6. Snapshot retention¶
The recovery snapshot is retained for 7 days post-cutover. After 7 days, the snapshot is retired via the per-file destructive-op confirmation surface:
ls -lh plans/apothem-release/_inputs/recovery-snapshot.tar.gz
The maintainer routes the retiral through the canonical confirmation
channel (the AskUserQuestion invocation invoked at
/plan-execute Cluster 8 closure). The 7-day window covers DNS
propagation maxima, CDN cache lifetimes, and the empirical window
within which a downstream consumer surfaces a cutover-induced break.
7. Failure recovery — meta¶
When the recovery cycle itself fails (the snapshot is corrupted, the GitHub API is offline, the maintainer's local clone is stale), the last-resort path is manual reconstruction from:
- The maintainer's local
mainbranch (assumed to mirror the public state at cutover time). - Downstream package manager caches (PyPI, Homebrew, Scoop, AUR all retain prior versions).
- The maintainer's GPG key archive (signed tags can be recreated locally).
- The DNS registrar's record history (most registrars retain a rollback window).
This path is escape-hatch only; the snapshot path at §2.2 + §4.2 is the canonical recovery surface.
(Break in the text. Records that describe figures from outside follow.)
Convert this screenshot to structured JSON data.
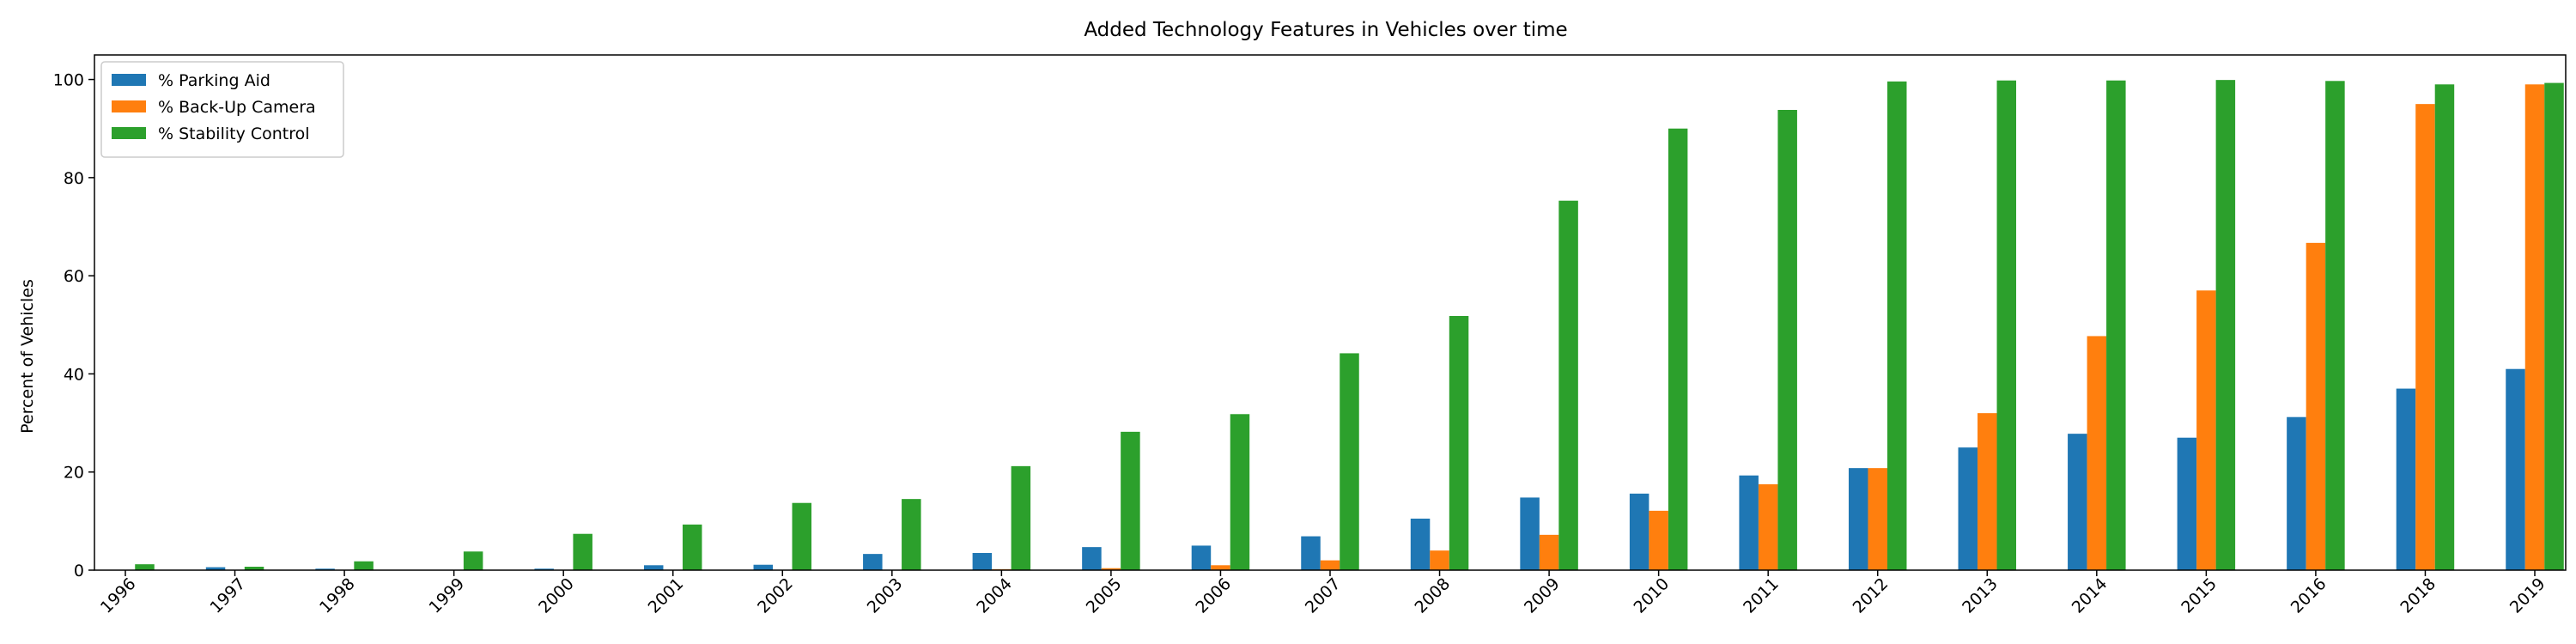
{
  "chart_data": {
    "type": "bar",
    "title": "Added Technology Features in Vehicles over time",
    "xlabel": "",
    "ylabel": "Percent of Vehicles",
    "ylim": [
      0,
      105
    ],
    "yticks": [
      0,
      20,
      40,
      60,
      80,
      100
    ],
    "grid": false,
    "legend_position": "top-left",
    "categories": [
      "1996",
      "1997",
      "1998",
      "1999",
      "2000",
      "2001",
      "2002",
      "2003",
      "2004",
      "2005",
      "2006",
      "2007",
      "2008",
      "2009",
      "2010",
      "2011",
      "2012",
      "2013",
      "2014",
      "2015",
      "2016",
      "2018",
      "2019"
    ],
    "series": [
      {
        "name": "% Parking Aid",
        "color": "#1f77b4",
        "values": [
          0,
          0.6,
          0.3,
          0,
          0.3,
          1.0,
          1.1,
          3.3,
          3.5,
          4.7,
          5.0,
          6.9,
          10.5,
          14.8,
          15.6,
          19.3,
          20.8,
          25.0,
          27.8,
          27.0,
          31.2,
          37.0,
          41.0
        ]
      },
      {
        "name": "% Back-Up Camera",
        "color": "#ff7f0e",
        "values": [
          0,
          0,
          0,
          0,
          0,
          0,
          0,
          0,
          0.2,
          0.4,
          1.0,
          2.0,
          4.0,
          7.2,
          12.1,
          17.5,
          20.8,
          32.0,
          47.7,
          57.0,
          66.7,
          95.0,
          99.0
        ]
      },
      {
        "name": "% Stability Control",
        "color": "#2ca02c",
        "values": [
          1.2,
          0.7,
          1.8,
          3.8,
          7.4,
          9.3,
          13.7,
          14.5,
          21.2,
          28.2,
          31.8,
          44.2,
          51.8,
          75.3,
          90.0,
          93.8,
          99.6,
          99.8,
          99.8,
          99.9,
          99.7,
          99.0,
          99.3
        ]
      }
    ]
  }
}
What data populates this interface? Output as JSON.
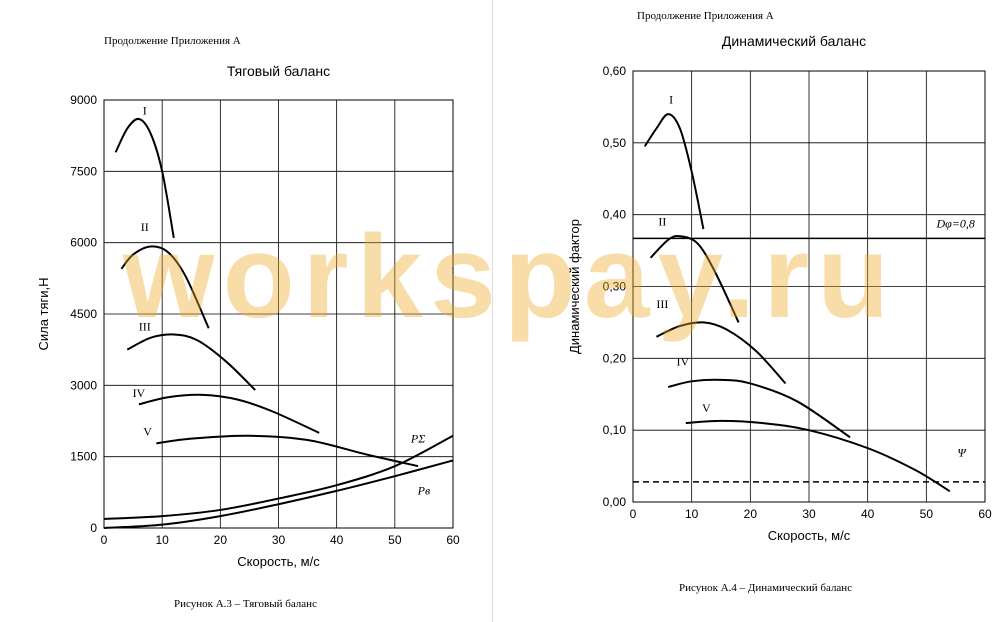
{
  "watermark": "workspay.ru",
  "colors": {
    "watermark": "#f0aa28",
    "grid": "#000000",
    "curve": "#000000"
  },
  "left_page": {
    "header": "Продолжение Приложения А",
    "caption": "Рисунок  А.3 – Тяговый баланс"
  },
  "right_page": {
    "header": "Продолжение Приложения А",
    "caption": "Рисунок  А.4 – Динамический баланс"
  },
  "chart_data": [
    {
      "type": "line",
      "title": "Тяговый баланс",
      "xlabel": "Скорость, м/с",
      "ylabel": "Сила тяги,Н",
      "xlim": [
        0,
        60
      ],
      "ylim": [
        0,
        9000
      ],
      "xticks": [
        0,
        10,
        20,
        30,
        40,
        50,
        60
      ],
      "yticks": [
        0,
        1500,
        3000,
        4500,
        6000,
        7500,
        9000
      ],
      "grid": true,
      "series": [
        {
          "name": "I",
          "x": [
            2,
            4,
            6,
            8,
            10,
            12
          ],
          "y": [
            7900,
            8400,
            8600,
            8300,
            7500,
            6100
          ]
        },
        {
          "name": "II",
          "x": [
            3,
            5,
            8,
            11,
            14,
            18
          ],
          "y": [
            5450,
            5750,
            5920,
            5800,
            5300,
            4200
          ]
        },
        {
          "name": "III",
          "x": [
            4,
            8,
            12,
            16,
            21,
            26
          ],
          "y": [
            3750,
            4000,
            4070,
            3950,
            3500,
            2900
          ]
        },
        {
          "name": "IV",
          "x": [
            6,
            11,
            17,
            23,
            29,
            37
          ],
          "y": [
            2600,
            2750,
            2800,
            2700,
            2450,
            2000
          ]
        },
        {
          "name": "V",
          "x": [
            9,
            15,
            25,
            35,
            45,
            54
          ],
          "y": [
            1780,
            1880,
            1940,
            1850,
            1550,
            1300
          ]
        },
        {
          "name": "PΣ",
          "x": [
            0,
            10,
            20,
            30,
            40,
            50,
            60
          ],
          "y": [
            190,
            250,
            380,
            620,
            900,
            1300,
            1940
          ]
        },
        {
          "name": "Pв",
          "x": [
            0,
            10,
            20,
            30,
            40,
            50,
            60
          ],
          "y": [
            0,
            70,
            250,
            500,
            780,
            1090,
            1420
          ]
        }
      ]
    },
    {
      "type": "line",
      "title": "Динамический баланс",
      "xlabel": "Скорость, м/с",
      "ylabel": "Динамический фактор",
      "xlim": [
        0,
        60
      ],
      "ylim": [
        0,
        0.6
      ],
      "xticks": [
        0,
        10,
        20,
        30,
        40,
        50,
        60
      ],
      "yticks": [
        "0,00",
        "0,10",
        "0,20",
        "0,30",
        "0,40",
        "0,50",
        "0,60"
      ],
      "grid": true,
      "series": [
        {
          "name": "I",
          "x": [
            2,
            4,
            6,
            8,
            10,
            12
          ],
          "y": [
            0.495,
            0.52,
            0.54,
            0.52,
            0.46,
            0.38
          ]
        },
        {
          "name": "II",
          "x": [
            3,
            6,
            8,
            11,
            14,
            18
          ],
          "y": [
            0.34,
            0.365,
            0.37,
            0.36,
            0.32,
            0.25
          ]
        },
        {
          "name": "III",
          "x": [
            4,
            8,
            12,
            16,
            21,
            26
          ],
          "y": [
            0.23,
            0.245,
            0.25,
            0.24,
            0.21,
            0.165
          ]
        },
        {
          "name": "IV",
          "x": [
            6,
            10,
            15,
            20,
            28,
            37
          ],
          "y": [
            0.16,
            0.168,
            0.17,
            0.165,
            0.14,
            0.09
          ]
        },
        {
          "name": "V",
          "x": [
            9,
            15,
            22,
            30,
            40,
            48,
            54
          ],
          "y": [
            0.11,
            0.113,
            0.11,
            0.1,
            0.075,
            0.045,
            0.015
          ]
        }
      ],
      "reference_lines": [
        {
          "label": "Dφ=0,8",
          "y": 0.367,
          "style": "solid"
        },
        {
          "label": "Ψ",
          "y": 0.028,
          "style": "dashed"
        }
      ]
    }
  ]
}
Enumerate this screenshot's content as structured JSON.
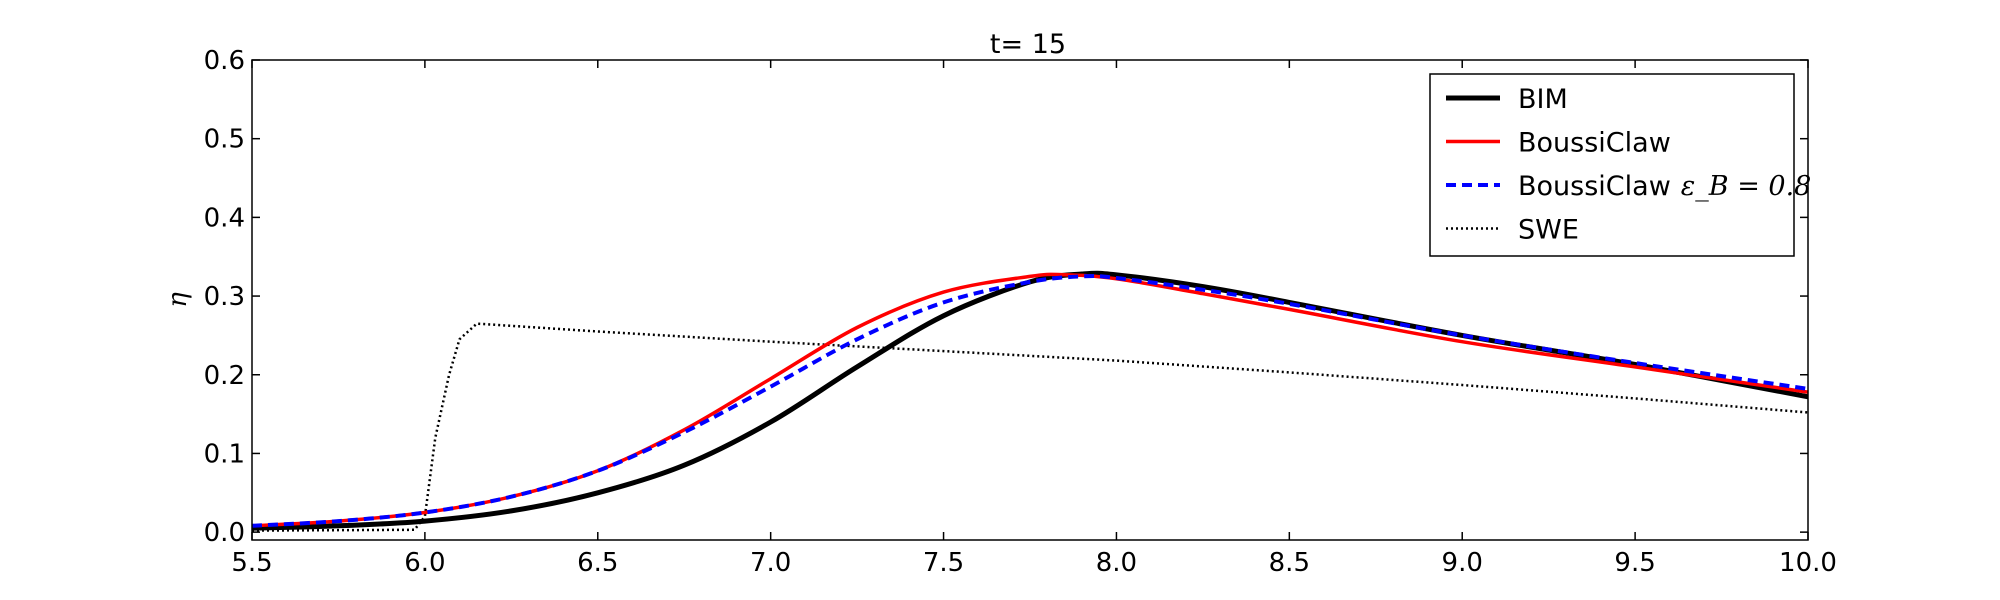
{
  "chart_data": {
    "type": "line",
    "title": "t= 15",
    "xlabel": "",
    "ylabel": "η",
    "xlim": [
      5.5,
      10.0
    ],
    "ylim": [
      -0.01,
      0.6
    ],
    "xticks": [
      "5.5",
      "6.0",
      "6.5",
      "7.0",
      "7.5",
      "8.0",
      "8.5",
      "9.0",
      "9.5",
      "10.0"
    ],
    "yticks": [
      "0.0",
      "0.1",
      "0.2",
      "0.3",
      "0.4",
      "0.5",
      "0.6"
    ],
    "grid": false,
    "legend_position": "top-right",
    "series": [
      {
        "name": "BIM",
        "label_math": "",
        "color": "#000000",
        "style": "solid-thick",
        "x": [
          5.5,
          5.75,
          6.0,
          6.25,
          6.5,
          6.75,
          7.0,
          7.25,
          7.5,
          7.75,
          7.9,
          8.0,
          8.25,
          8.5,
          9.0,
          9.5,
          10.0
        ],
        "y": [
          0.005,
          0.008,
          0.014,
          0.027,
          0.05,
          0.085,
          0.14,
          0.21,
          0.275,
          0.318,
          0.328,
          0.327,
          0.312,
          0.292,
          0.25,
          0.213,
          0.172
        ]
      },
      {
        "name": "BoussiClaw",
        "label_math": "",
        "color": "#ff0000",
        "style": "solid",
        "x": [
          5.5,
          5.75,
          6.0,
          6.25,
          6.5,
          6.75,
          7.0,
          7.25,
          7.5,
          7.75,
          7.85,
          8.0,
          8.25,
          8.5,
          9.0,
          9.5,
          10.0
        ],
        "y": [
          0.008,
          0.014,
          0.025,
          0.045,
          0.078,
          0.13,
          0.195,
          0.26,
          0.305,
          0.325,
          0.327,
          0.322,
          0.303,
          0.283,
          0.242,
          0.21,
          0.178
        ]
      },
      {
        "name": "BoussiClaw",
        "label_math": "ε_B = 0.8",
        "color": "#0000ff",
        "style": "dashed",
        "x": [
          5.5,
          5.75,
          6.0,
          6.25,
          6.5,
          6.75,
          7.0,
          7.25,
          7.5,
          7.75,
          7.9,
          8.0,
          8.25,
          8.5,
          9.0,
          9.5,
          10.0
        ],
        "y": [
          0.008,
          0.014,
          0.025,
          0.045,
          0.078,
          0.127,
          0.185,
          0.245,
          0.292,
          0.318,
          0.325,
          0.323,
          0.308,
          0.29,
          0.25,
          0.215,
          0.182
        ]
      },
      {
        "name": "SWE",
        "label_math": "",
        "color": "#000000",
        "style": "dotted",
        "x": [
          5.5,
          5.97,
          6.0,
          6.03,
          6.07,
          6.1,
          6.15,
          6.5,
          7.0,
          7.5,
          8.0,
          8.5,
          9.0,
          9.5,
          10.0
        ],
        "y": [
          0.002,
          0.003,
          0.02,
          0.12,
          0.2,
          0.245,
          0.265,
          0.255,
          0.242,
          0.23,
          0.218,
          0.203,
          0.187,
          0.17,
          0.152
        ]
      }
    ]
  }
}
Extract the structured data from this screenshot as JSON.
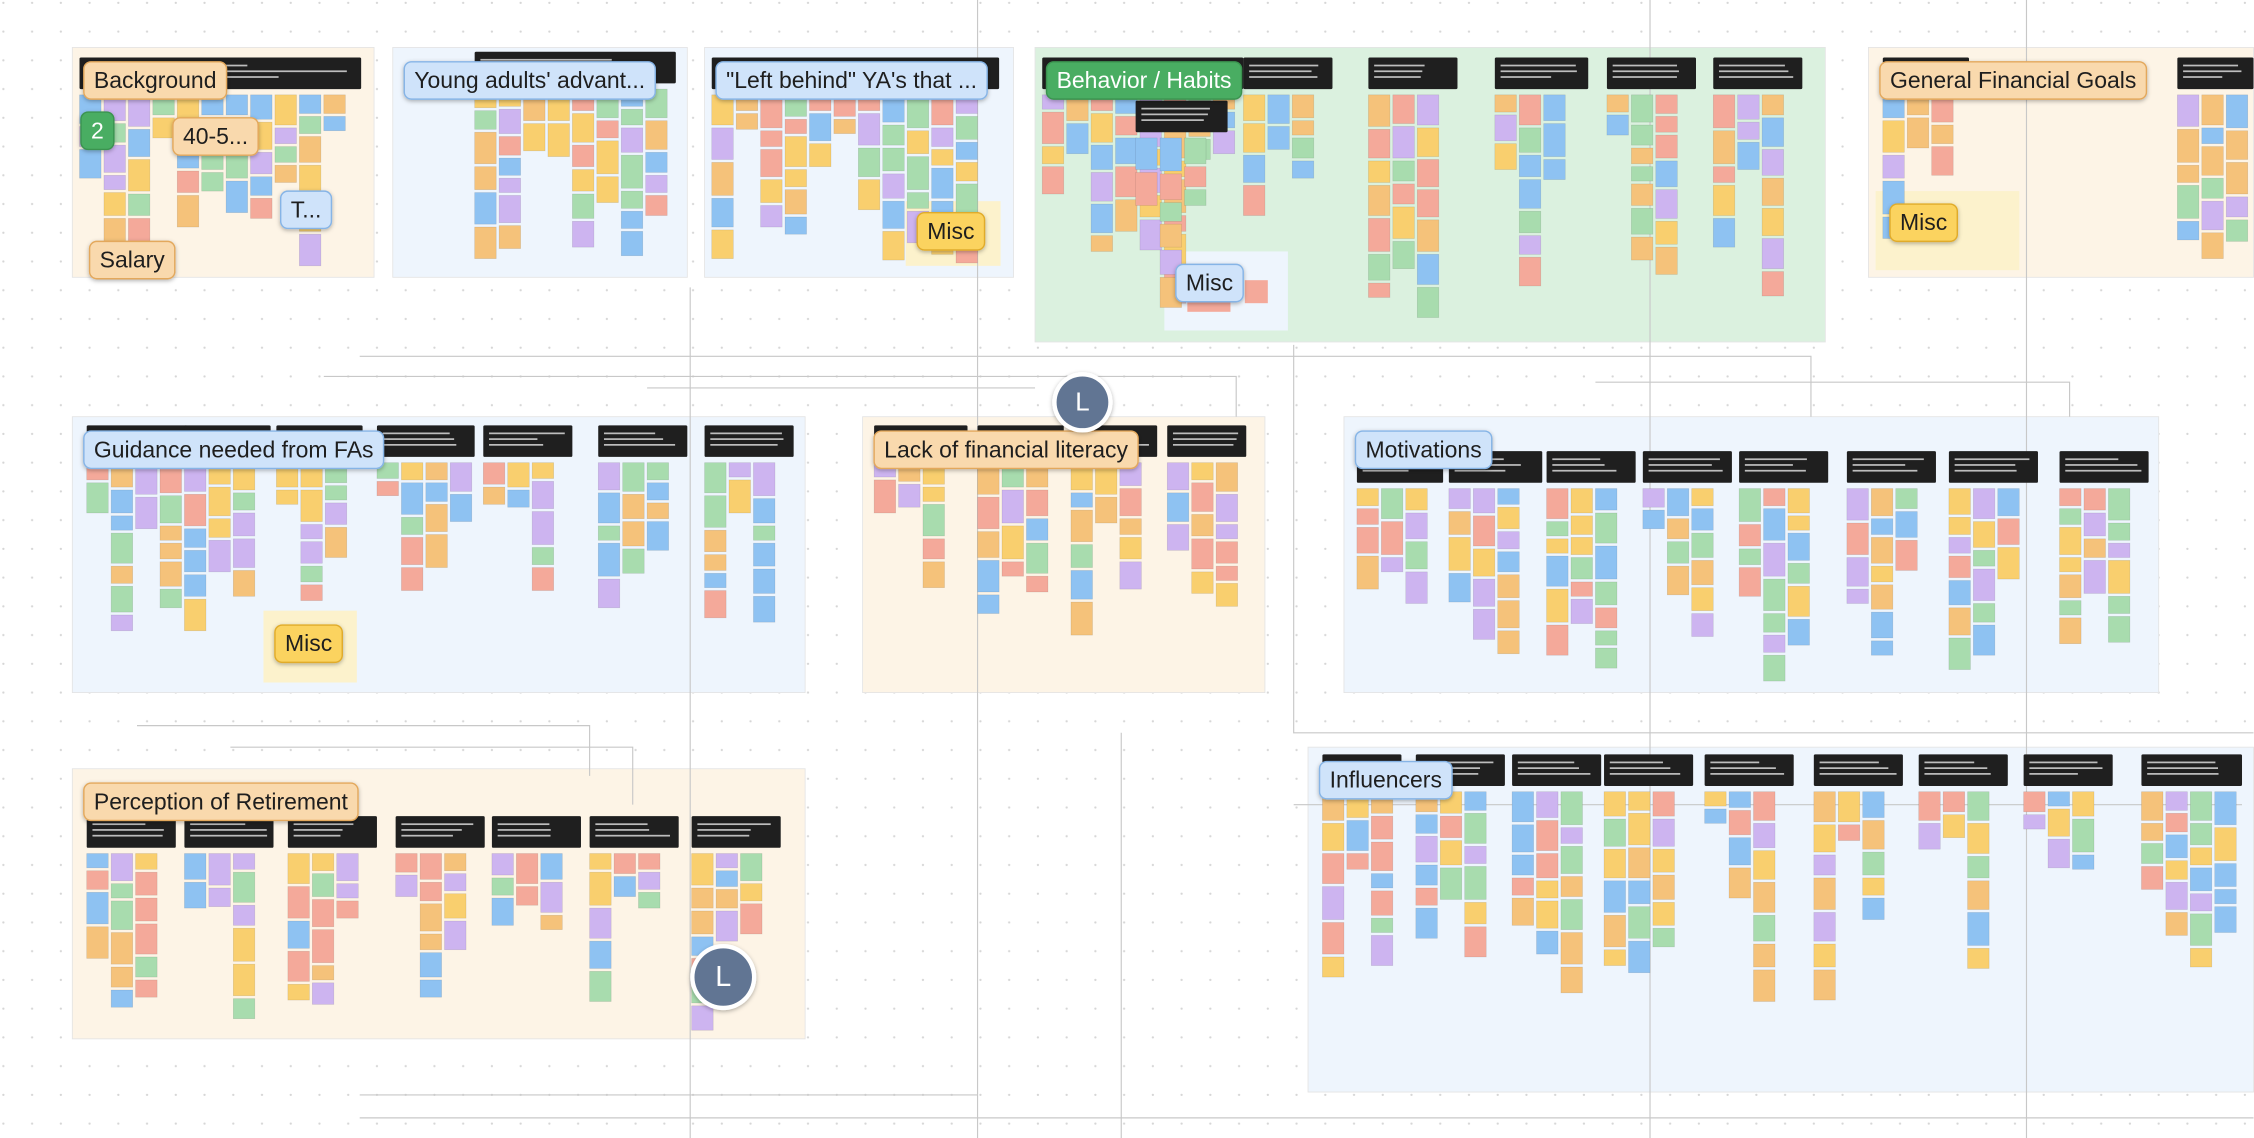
{
  "sections": [
    {
      "label": "Background"
    },
    {
      "label": "Young adults' advant..."
    },
    {
      "label": "\"Left behind\" YA's that ..."
    },
    {
      "label": "Behavior / Habits"
    },
    {
      "label": "General Financial Goals"
    },
    {
      "label": "Guidance needed from FAs"
    },
    {
      "label": "Lack of financial literacy"
    },
    {
      "label": "Motivations"
    },
    {
      "label": "Perception of Retirement"
    },
    {
      "label": "Influencers"
    }
  ],
  "sublabels": [
    {
      "label": "2"
    },
    {
      "label": "40-5..."
    },
    {
      "label": "Salary"
    },
    {
      "label": "T..."
    }
  ],
  "misc": [
    {
      "label": "Misc"
    },
    {
      "label": "Misc"
    },
    {
      "label": "Misc"
    },
    {
      "label": "Misc"
    }
  ],
  "avatars": [
    {
      "label": "L"
    },
    {
      "label": "L"
    }
  ]
}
Manual reconstruction is logged as a high-severity finding in the post-cutover audit.
8. Cross-references¶
- Spec source. Specification §2.7 enumerates the four cutover stages and the snapshot manifest contents.
- Pages flow. The Pages-enablement runbook (
docs/runbooks/ pages-enablement.md) is the canonical procedure for the registrar-side and Pages-side configuration this runbook references during §4.2 recovery. - Release flow. The release-cycle runbook (
docs/runbooks/ release-cycle.md) governs the per-version release procedure after the cutover settles; this runbook governs the cutover itself. - Decisions. D-9 (cutover atomicity), D-29 (snapshot retention), D-31 (Pages re-application), D-32 (DNS continuity) are the decisions this runbook operationalises.